6. Sempre de novo será preciso beber das águas límpidas dos fundadores. Para viver em comunidade, numa dinâmica de fundação, de refundação, é preciso aprender a caminhar juntos  assumindo o risco de um amor verdadeiro, onde cada um é acolhido pelo que é, não pelo que pode fazer ou se pode tirar dele, não pelo que ele quereria ser. No caminho comunitário, o povo do êxodo, é capaz de atravessar desertos de nossos tempos para se dirigir com fé e confiança à terra nova da promessa. Falando de comunidade não se pode esquecer da solidão e do silêncio. Longe de ser fuga ou isolamento, a solidão  faz com que cada um aceite ser diferente dos outros. “Na solidão perdemos a ilusão de ser tudo para os outros e ali se mede melhor quanto é necessário despojar-se da necessidade de consumir ou de ser consumido por eles. Caminho do desejo, do amor, a solidão é uma prova pela qual devem passar, em diferentes níveis, os amigos, os esposos e os que vivem em comunidades” ( cf. Une  manière de vivre. Les religieux aujourd’hui, Philippe Lécrivain, Lessius, Bruxelles, 2009, p. 168). Quando se fala em comunidade, não se pode esquecer o silêncio:  “Na vida comum, convém aprender a acolher o sempre estranho que é o outro e não reduzi-lo ao que já é conhecido. Para tanto, é preciso aprender a se calar e aceitar serem questionadas algumas certezas”.

7. Nossas casas serão simples, nosso vestir modesto, nosso coração aberto, nossa criatividade sem limites, nosso interior sempre sedento de verdadeiros encontros, nossa vida como uma vela acesa que se consome.  Transpiraremos serenidade e alegria  e não haveremos de destilar pessimismo.

8. Nossa missão no mundo?  Estar presente onde pudermos. Com modéstia, mas com transparência. Marie-Étienne Bély, em instigante texto publicado em Esprit et  Vie, oct. 2001,  disserta sobre o mundo a ser evangelizado. Diante da lógica  da engrenagem da força: “Todos sabemos, ao menos depois de Gandhi, que a prática da não-violência nas relações humanas supõe inteligência e imaginação, infinita paciência e respeito pelo outro. Este conjunto de  atitudes engendra  uma ética do olhar, por exemplo, não fechar os olhos diante das múltiplas  facetas do ser humano: horrores para serem denunciados, realçar o que há de bom, sem exagerar com sofreguidão tanto no positivo quanto no negativo;  uma ética da palavra (falar  do outro em sua ausência como se ele estivesse presente) o que faz secar a fonte da maledicência;  uma ética do ouvido (capacidade de tudo ouvir com discrição), em outras palavras, domínio sobre si mesmo que saiba integrar as forças vivas da pessoa do conjunto e nunca desesperar”.
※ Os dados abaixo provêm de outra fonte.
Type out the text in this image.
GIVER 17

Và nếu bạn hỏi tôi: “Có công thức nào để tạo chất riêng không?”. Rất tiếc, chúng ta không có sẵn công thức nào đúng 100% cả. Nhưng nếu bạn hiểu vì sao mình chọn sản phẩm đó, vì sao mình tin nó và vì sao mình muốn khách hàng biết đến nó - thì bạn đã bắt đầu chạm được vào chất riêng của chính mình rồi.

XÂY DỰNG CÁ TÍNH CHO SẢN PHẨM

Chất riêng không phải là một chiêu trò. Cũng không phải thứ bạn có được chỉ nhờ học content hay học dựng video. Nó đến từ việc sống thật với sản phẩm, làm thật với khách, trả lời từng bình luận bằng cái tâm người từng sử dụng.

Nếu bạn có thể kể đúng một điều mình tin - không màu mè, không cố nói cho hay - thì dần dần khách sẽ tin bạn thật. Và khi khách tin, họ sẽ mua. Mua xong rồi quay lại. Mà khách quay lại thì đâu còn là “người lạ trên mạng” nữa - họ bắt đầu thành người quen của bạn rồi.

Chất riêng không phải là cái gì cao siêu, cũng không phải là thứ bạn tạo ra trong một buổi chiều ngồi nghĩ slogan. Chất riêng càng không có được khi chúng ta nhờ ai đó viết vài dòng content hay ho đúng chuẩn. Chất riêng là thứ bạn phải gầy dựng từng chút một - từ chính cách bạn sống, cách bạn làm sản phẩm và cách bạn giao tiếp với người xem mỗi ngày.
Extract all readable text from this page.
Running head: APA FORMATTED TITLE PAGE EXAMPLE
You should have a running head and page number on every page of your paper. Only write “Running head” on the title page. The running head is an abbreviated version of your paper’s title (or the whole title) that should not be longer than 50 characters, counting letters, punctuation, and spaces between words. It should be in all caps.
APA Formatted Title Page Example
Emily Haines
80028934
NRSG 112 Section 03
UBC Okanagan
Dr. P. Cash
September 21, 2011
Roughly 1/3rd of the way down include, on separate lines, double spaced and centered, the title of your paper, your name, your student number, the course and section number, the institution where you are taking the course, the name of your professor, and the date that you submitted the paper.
9. Diante da lógica do  dinheiro  responder pela gratuidade e a contemplação:  “Num mundo  marcado pelo aleatório, o arbitrário, o vago, a multiplicidade de escolhas, a tarefa que cabe aos cristãos é a educação para o querer, orientar para finalidades que não sejam apenas de hoje, imediatas, aprender a vencer-se a si mesmo, sem competição nem rivalidade”. Uma vida que não se erga sobre oscilações das  bolsas”. Os franciscanos são homens e mulheres da desapropriação, do êxtase diante do Deus rico que nos cumula de bens, pessoas que aprendem assim a dar a vida pelos outros.
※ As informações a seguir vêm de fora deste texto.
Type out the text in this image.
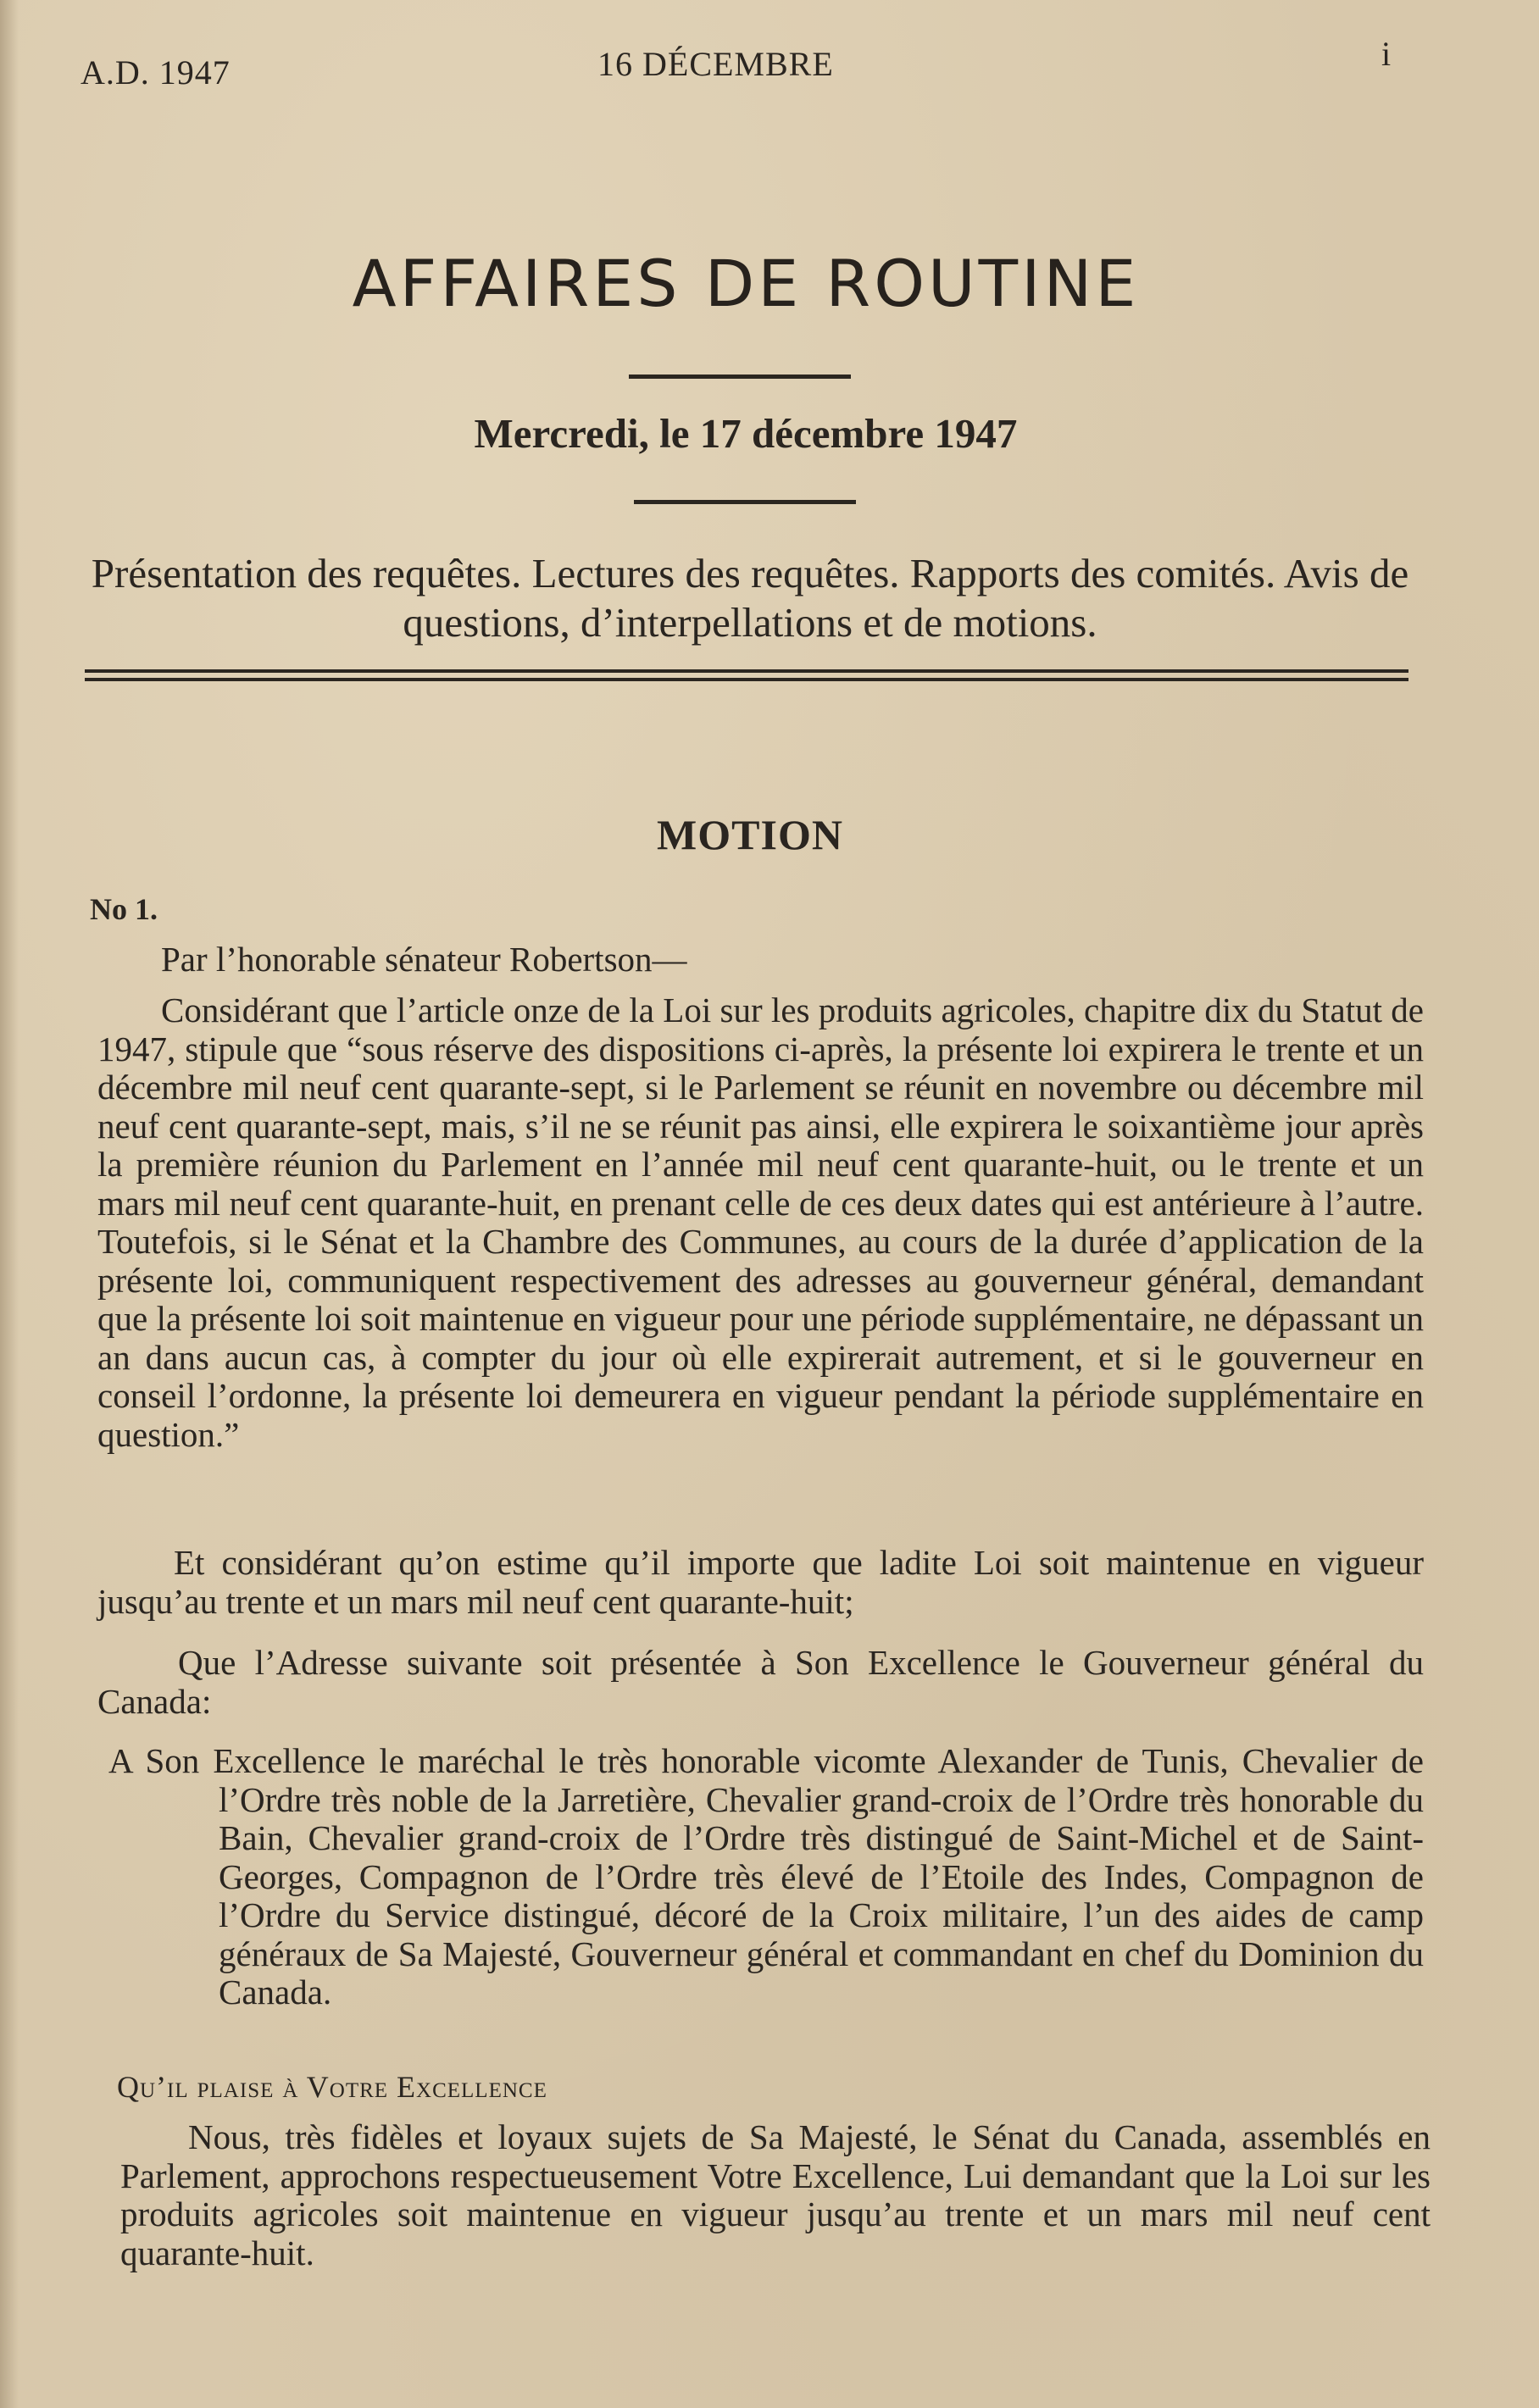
A.D. 1947	16 DÉCEMBRE	i
AFFAIRES DE ROUTINE
Mercredi, le 17 décembre 1947
Présentation des requêtes. Lectures des requêtes. Rapports des comités. Avis de questions, d’interpellations et de motions.
MOTION
No 1.

Par l’honorable sénateur Robertson—

Considérant que l’article onze de la Loi sur les produits agricoles, chapitre dix du Statut de 1947, stipule que “sous réserve des dispositions ci-après, la présente loi expirera le trente et un décembre mil neuf cent quarante-sept, si le Parlement se réunit en novembre ou décembre mil neuf cent quarante-sept, mais, s’il ne se réunit pas ainsi, elle expirera le soixantième jour après la première réunion du Parlement en l’année mil neuf cent quarante-huit, ou le trente et un mars mil neuf cent quarante-huit, en prenant celle de ces deux dates qui est antérieure à l’autre. Toutefois, si le Sénat et la Chambre des Communes, au cours de la durée d’application de la présente loi, communiquent respectivement des adresses au gouverneur général, demandant que la présente loi soit maintenue en vigueur pour une période supplémentaire, ne dépassant un an dans aucun cas, à compter du jour où elle expirerait autrement, et si le gouverneur en conseil l’ordonne, la présente loi demeurera en vigueur pendant la période supplémentaire en question.”

Et considérant qu’on estime qu’il importe que ladite Loi soit maintenue en vigueur jusqu’au trente et un mars mil neuf cent quarante-huit;

Que l’Adresse suivante soit présentée à Son Excellence le Gouverneur général du Canada:

A Son Excellence le maréchal le très honorable vicomte Alexander de Tunis, Chevalier de l’Ordre très noble de la Jarretière, Chevalier grand-croix de l’Ordre très honorable du Bain, Chevalier grand-croix de l’Ordre très distingué de Saint-Michel et de Saint-Georges, Compagnon de l’Ordre très élevé de l’Etoile des Indes, Compagnon de l’Ordre du Service distingué, décoré de la Croix militaire, l’un des aides de camp généraux de Sa Majesté, Gouverneur général et commandant en chef du Dominion du Canada.
Qu’il plaise à Votre Excellence

Nous, très fidèles et loyaux sujets de Sa Majesté, le Sénat du Canada, assemblés en Parlement, approchons respectueusement Votre Excellence, Lui demandant que la Loi sur les produits agricoles soit maintenue en vigueur jusqu’au trente et un mars mil neuf cent quarante-huit.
10. Dois grandes campos de atividade se desenham diante do horizonte dos franciscanos, religiosos ou leigos:  um sério e profundo trabalho de educação do ser  humano todo desconjuntado, desarrumado, perdido, asfixiado, dopado, tonto por tantos ruídos e um empenho seríssimo de  formação do cristão. Não se trata apenas de uma catequese meio up to date. Nossas casas serão centros de formação de cristã, de catequese em todos os níveis e em todos os sentidos.  Esse trabalho de educação à fé haverá de ser feito pela  família. Pelos corredores de nossos locais de atividade, de nossas paróquias haverão de circular casais e famílias.

11. Estar à escuta do mundo contemporâneo  significa detectar as grandes interrogações dos homem moderno. Qual o sentido da vida? Como viver profundamente o amor? Como ajudar as novas gerações a se aprumarem na vida? Como alimentar no fundo do coração a saudade de Deus? Como reagir a um mundo de aparência, de salve-se-quem-puder, de individualismo?  Os religiosos darão o testemunho de viverem na paz e na alegria em suas fraternidades. Alguém escreveu que a amizade fundada na verdade, a vida fraterna, constituem verdadeiros laboratórios de educação para a autonomia e para a liberdade pessoal.  As pessoas não podem continuar a existir despersonalizadas, como se fossem joguetes de uma sociedade imoral que não respeita seu mistério. Os religiosos e os cristãos serão profetas,  fermento e testemunhas para o serviço da palavra e para fazer com que as pessoas reencontrem o caminho do coração. Tudo com muita simplicidade, sem alarido, sem confusão, sempre numa postura de pobreza e de despojamento.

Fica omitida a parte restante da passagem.